Phoebe C. Ellsworth, Frank Murphy Distinguished Professor of Law and Psychology, and Faculty Associate, ISR Research Center for Group Dynamics.

Former students, colleagues, and family gathered to celebrate Professor Ellsworth’s career on November 30th, 2018 at a Symposium entitled, “Emotion, Policy, and Social Life”.

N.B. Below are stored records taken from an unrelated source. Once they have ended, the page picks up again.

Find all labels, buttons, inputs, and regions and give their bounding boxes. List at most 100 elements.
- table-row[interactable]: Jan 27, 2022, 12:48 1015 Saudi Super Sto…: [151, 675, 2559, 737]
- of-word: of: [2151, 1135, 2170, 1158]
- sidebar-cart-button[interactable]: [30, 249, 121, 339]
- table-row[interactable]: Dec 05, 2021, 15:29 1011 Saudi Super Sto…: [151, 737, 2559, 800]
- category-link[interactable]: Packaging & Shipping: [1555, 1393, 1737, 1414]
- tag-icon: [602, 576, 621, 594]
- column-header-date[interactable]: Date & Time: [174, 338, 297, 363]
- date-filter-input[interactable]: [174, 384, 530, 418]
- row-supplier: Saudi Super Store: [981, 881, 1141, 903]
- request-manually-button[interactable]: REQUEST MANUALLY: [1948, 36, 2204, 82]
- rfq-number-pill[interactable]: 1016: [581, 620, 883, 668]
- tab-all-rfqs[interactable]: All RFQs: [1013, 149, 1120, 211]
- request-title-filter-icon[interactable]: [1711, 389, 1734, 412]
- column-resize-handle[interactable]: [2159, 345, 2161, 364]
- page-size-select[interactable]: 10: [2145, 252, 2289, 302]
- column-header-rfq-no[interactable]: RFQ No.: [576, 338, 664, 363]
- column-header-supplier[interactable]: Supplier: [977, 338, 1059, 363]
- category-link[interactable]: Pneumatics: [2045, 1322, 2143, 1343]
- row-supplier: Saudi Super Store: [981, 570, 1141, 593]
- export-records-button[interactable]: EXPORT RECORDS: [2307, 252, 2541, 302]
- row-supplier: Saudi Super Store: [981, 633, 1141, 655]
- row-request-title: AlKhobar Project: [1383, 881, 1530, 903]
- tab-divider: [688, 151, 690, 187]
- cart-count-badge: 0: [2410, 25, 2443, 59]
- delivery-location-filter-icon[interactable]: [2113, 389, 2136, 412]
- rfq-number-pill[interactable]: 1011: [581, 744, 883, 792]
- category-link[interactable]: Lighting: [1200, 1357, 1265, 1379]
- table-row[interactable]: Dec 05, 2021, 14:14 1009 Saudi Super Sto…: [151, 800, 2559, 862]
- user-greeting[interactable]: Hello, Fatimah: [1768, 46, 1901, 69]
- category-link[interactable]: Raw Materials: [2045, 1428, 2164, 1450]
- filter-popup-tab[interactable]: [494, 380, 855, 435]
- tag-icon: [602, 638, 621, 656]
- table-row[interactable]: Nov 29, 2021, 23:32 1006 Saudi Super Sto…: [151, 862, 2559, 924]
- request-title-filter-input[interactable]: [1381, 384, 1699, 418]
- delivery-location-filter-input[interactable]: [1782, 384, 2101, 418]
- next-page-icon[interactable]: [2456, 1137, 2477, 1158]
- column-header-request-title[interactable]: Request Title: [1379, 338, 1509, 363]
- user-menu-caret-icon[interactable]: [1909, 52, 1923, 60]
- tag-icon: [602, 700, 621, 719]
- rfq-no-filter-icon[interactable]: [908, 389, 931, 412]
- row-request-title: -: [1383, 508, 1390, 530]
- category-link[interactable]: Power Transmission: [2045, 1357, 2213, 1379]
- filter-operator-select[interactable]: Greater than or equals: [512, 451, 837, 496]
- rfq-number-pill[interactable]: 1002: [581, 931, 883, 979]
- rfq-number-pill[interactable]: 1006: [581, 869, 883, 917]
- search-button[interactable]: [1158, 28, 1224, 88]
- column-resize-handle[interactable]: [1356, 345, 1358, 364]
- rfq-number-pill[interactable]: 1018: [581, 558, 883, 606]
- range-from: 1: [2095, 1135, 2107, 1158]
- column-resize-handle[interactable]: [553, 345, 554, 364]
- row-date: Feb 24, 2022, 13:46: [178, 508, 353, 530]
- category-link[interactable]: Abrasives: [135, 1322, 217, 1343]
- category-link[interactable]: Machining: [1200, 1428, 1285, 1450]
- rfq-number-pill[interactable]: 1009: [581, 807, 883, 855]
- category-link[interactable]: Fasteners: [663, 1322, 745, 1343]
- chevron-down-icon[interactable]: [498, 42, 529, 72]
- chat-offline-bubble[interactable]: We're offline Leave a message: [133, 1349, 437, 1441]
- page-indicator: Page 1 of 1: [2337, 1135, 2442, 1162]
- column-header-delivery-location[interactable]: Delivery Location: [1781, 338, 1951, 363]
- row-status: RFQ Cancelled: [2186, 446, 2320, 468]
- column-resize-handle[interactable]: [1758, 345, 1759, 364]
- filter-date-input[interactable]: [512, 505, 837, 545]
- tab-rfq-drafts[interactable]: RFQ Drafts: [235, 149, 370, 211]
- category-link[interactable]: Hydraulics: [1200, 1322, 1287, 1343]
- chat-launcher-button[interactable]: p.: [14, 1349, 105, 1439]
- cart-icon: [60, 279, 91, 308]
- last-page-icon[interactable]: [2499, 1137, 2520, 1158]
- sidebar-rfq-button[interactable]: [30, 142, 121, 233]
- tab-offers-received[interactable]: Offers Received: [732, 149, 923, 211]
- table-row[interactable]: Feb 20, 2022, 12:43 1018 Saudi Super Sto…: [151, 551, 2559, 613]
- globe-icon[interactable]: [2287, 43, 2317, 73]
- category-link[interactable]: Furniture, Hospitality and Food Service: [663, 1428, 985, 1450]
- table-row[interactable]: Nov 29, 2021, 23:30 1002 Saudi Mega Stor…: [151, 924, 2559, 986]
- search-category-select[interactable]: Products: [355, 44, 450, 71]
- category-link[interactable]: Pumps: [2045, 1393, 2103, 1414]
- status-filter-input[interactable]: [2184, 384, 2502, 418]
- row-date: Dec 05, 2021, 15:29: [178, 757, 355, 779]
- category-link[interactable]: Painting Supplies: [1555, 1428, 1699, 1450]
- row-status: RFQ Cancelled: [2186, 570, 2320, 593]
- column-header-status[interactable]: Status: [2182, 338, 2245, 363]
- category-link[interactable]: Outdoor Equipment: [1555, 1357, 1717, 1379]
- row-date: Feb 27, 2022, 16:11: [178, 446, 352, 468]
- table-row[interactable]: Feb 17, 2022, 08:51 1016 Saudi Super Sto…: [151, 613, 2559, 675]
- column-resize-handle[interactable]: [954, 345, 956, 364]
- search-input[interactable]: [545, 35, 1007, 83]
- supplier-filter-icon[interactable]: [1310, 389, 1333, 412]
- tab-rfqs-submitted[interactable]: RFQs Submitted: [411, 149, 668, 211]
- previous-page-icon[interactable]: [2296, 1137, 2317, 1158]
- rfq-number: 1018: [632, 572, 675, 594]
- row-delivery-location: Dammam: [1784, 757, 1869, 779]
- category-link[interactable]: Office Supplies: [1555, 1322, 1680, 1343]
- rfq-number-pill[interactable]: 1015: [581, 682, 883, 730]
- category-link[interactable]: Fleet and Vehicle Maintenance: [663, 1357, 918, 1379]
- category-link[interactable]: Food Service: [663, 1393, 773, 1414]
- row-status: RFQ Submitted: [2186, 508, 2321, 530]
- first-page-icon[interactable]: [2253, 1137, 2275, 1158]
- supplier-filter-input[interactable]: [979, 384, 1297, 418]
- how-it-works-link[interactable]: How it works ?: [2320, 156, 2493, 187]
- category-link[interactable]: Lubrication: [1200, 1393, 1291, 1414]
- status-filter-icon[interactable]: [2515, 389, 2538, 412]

Dr. Ellsworth joined the faculty of the University of Michigan in 1987 as full professor after teaching at Yale University and Stanford University.  Dr. Ellsworth is widely regarded as an excellent teacher and mentor, as well as a leader at the University of Michigan and within her field. Dr. Ellsworth’s ground-breaking scholarship has made central contributions in two distinct research areas within psychology: the theory of emotions and the field of psychology and law.  As a leading theorist in emotion, Dr. Ellsworth research focuses on how cognitive appraisals influence emotion. Dr. Ellsworth’s fundamental contributions to psychology and law include her landmark research tracing how death penalty attitudes influence the quality of jury deliberation and the jury’s verdict. She is the author of over 130 articles, books, and commentaries that have received over 25,000 citations.  Her book Emotion in the Human Face (with P. Ekman and W. V. Friesen), has been cited alone over 4500 times. Her awards include fellowship in the American Academy of Arts and Sciences, the James McKeen Cattell Fellowship for applied research from the Association for Psychological Science (2016), the Phi Beta Distinguished Lectureship (2002-2004), the Career Contribution Award from the Society for Personality and Social Psychology (2014), and the Distinguished Scientist Award from the Society of Experimental Social Psychology (2017). Her mentoring has been honored by the Nalini Ambady Award for Mentoring Excellence from the Society for Personality and Social Psychology (2014), the American Psychological Association Raymond D. Fowler Award for Outstanding Contribution to the Professional Development of Graduate Students (2011), and the Association for Psychological Science Mentor Award (2017).  She is a graduate of both Harvard University and Stanford University.